- Central banks stand ready to pull all triggers to support the economy.
- US April Nonfarm Payroll report to show that the country lost 20 million jobs.
- EUR/USD rally could continue but hardly sustain in time.
The EUR/USD pair trimmed the past two weeks’ losses these last few days, now struggling with the critical 1.1000 threshold. To the usual sentiment-related fluctuation, the market had to deal with Q1 Gross Domestic Product data and central bankers.
As expected, growth figures were smashed by the economic stalemate triggered by the coronavirus pandemic. The US economy contracted by 4.1% in the three months to March and according to preliminary estimates. In the Union, the contraction was of 3.3% in the same period, also worse than anticipated.
The greenback has been under selling pressure ever since the Fed’s announcement mid-week, and while the ECB disappointed investors, the decline continued on the back of soft US data and mounting US-China tensions.
Policymakers focused on keeping economies afloat
Central banks had monetary policy meetings, leaving the current policies unchanged. However, US Federal Reserve chief’s Powell pledged to do “whatever it takes,” to keep the economy afloat. By the end of the week, the central bank expanded access to its Paycheck Protection Program Liquidity Facility to additional lenders and expanded the collateral that can be pledged.

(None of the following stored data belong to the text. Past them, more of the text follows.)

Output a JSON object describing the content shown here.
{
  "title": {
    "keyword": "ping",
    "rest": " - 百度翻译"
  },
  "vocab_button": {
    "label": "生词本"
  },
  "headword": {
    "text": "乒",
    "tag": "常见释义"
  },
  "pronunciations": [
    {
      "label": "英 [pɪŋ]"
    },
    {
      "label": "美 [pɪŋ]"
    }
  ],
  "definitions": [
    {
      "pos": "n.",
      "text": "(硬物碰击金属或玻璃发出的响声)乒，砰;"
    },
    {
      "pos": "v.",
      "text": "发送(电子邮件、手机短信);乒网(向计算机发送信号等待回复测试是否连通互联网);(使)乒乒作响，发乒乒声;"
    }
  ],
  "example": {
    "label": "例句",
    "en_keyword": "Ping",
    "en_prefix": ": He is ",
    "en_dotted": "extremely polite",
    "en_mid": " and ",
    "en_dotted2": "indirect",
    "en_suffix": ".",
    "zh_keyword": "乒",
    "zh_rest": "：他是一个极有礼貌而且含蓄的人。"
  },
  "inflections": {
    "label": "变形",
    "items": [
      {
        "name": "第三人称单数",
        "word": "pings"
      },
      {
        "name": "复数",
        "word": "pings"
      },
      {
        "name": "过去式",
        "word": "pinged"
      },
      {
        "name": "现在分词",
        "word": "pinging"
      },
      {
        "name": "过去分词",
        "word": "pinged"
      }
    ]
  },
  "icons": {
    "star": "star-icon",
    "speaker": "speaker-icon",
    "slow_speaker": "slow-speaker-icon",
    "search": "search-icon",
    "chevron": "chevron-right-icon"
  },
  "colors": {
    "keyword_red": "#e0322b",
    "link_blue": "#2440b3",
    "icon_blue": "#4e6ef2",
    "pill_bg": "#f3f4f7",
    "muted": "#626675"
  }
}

The ECB, on the other hand, made minor twists to its current policy, as it left rates unchanged while easing TLTRO conditions, by reducing interest rates between June 2020 and June 2021. President Lagarde acknowledged the EU is going an unprecedented contraction and that the Union’s GDP may fall between 5%-12% this year, and quite similar to what Powell said, the announced that the "ECB stands ready to adjust all instruments."
Policymakers recognise that the main target today is to keep the economies afloat throughout the pandemic. Outrageous debt levels, inflation, and whatever else will have to wait until the crisis is over. One key economic indicator, however, is being watched around the world. Unemployment figures skyrocketed, particularly in the US.
Employment and trade war
Initial Jobless Claims for the week ended April 24 printed at 3.84M, bringing the total to over 30M since mid-March when the lockdowns began in most economies and some US states.
Meanwhile, US President Trump has threatened China with more tariffs, accusing the country from miss-handling the coronavirus outbreak. The pandemic has taken over 230,000 lives around the world. Most European countries and some US states are easing their lockdowns, but stand ready to go back to stricter measures if the curves start rising again.
Economies are meant to keep struggling with the current conditions for some more weeks. The light is not yet clear at the end of the tunnel, although several countries are rushing vaccines’ tests and Gilead reported a positive outcome of a trial of its drug remdesivir. In the best-case scenario, however, a vaccine could be ready for September.
Back to employment, the US will publish the Nonfarm Payroll report next week. The record levels of unemployment hint the country could have lost 20 million jobs in April, while the unemployment rate is seen up to 14%. Ahead of the event, the ADP survey on private jobs’ creation is seen printing -13M. For once, the fact that the numbers are being widely anticipated, it does not mean it would be fully priced in.
The EU macroeconomic calendar will be quite scarce, as it will include Markit revisions of April PMIs and March Retail Sales, seen down monthly basis by 10% and by 12% when compared to a year earlier.
EUR/USD technical outlook
The EUR/USD pair is trading a few pips above the 1.1000 level, its highest in a month. The bullish case could become stronger if the pair finished the week above the psychological threshold. Meanwhile, the weekly chart shows that it’s battling with a mild-bearish 20 SMA, while the 100 SMA continues to extend its decline below the 200 SMA, both above the shorter one. Technical indicators have recovered, but are currently dealing with their midlines, lacking enough momentum to confirm additional gains ahead.
In the daily chart, the pair seems poised to extend its advance, challenging a bearish 100 SMA and with the 200 SMA a handful of pips above the current level. Technical indicators have entered positive levels, maintaining their strength upward at their highest in over a month. The 1.1040/50 area comes as the immediate resistance, followed by 1.1120 and 1.1160. Supports, on the other hand, are located at 1.0920 and the 1.0860 region, while below this last 1.0790 comes next.
EUR/USD sentiment poll
The FXStreet Forecast Poll is showing that speculative interest doesn’t believe the ongoing recovery could last long. Bears are a majority in the three time-frame under study, with over 60% of the polled experts willing to sell in the next few weeks. The quarterly perspective shows that most investors are sideways, with bears at 36% and bulls just at 21%. On average, the pair is seen around the 1.0900 level.
The Overview chart reflects the ongoing recovery, as moving averages have turned north. However, they all stand below the current level. Overall, there’s a wide spread of possible targets, which partially distort the averages. Nevertheless and with quite a few exceptions, the pair is not seen far above its current levels in the upcoming weeks.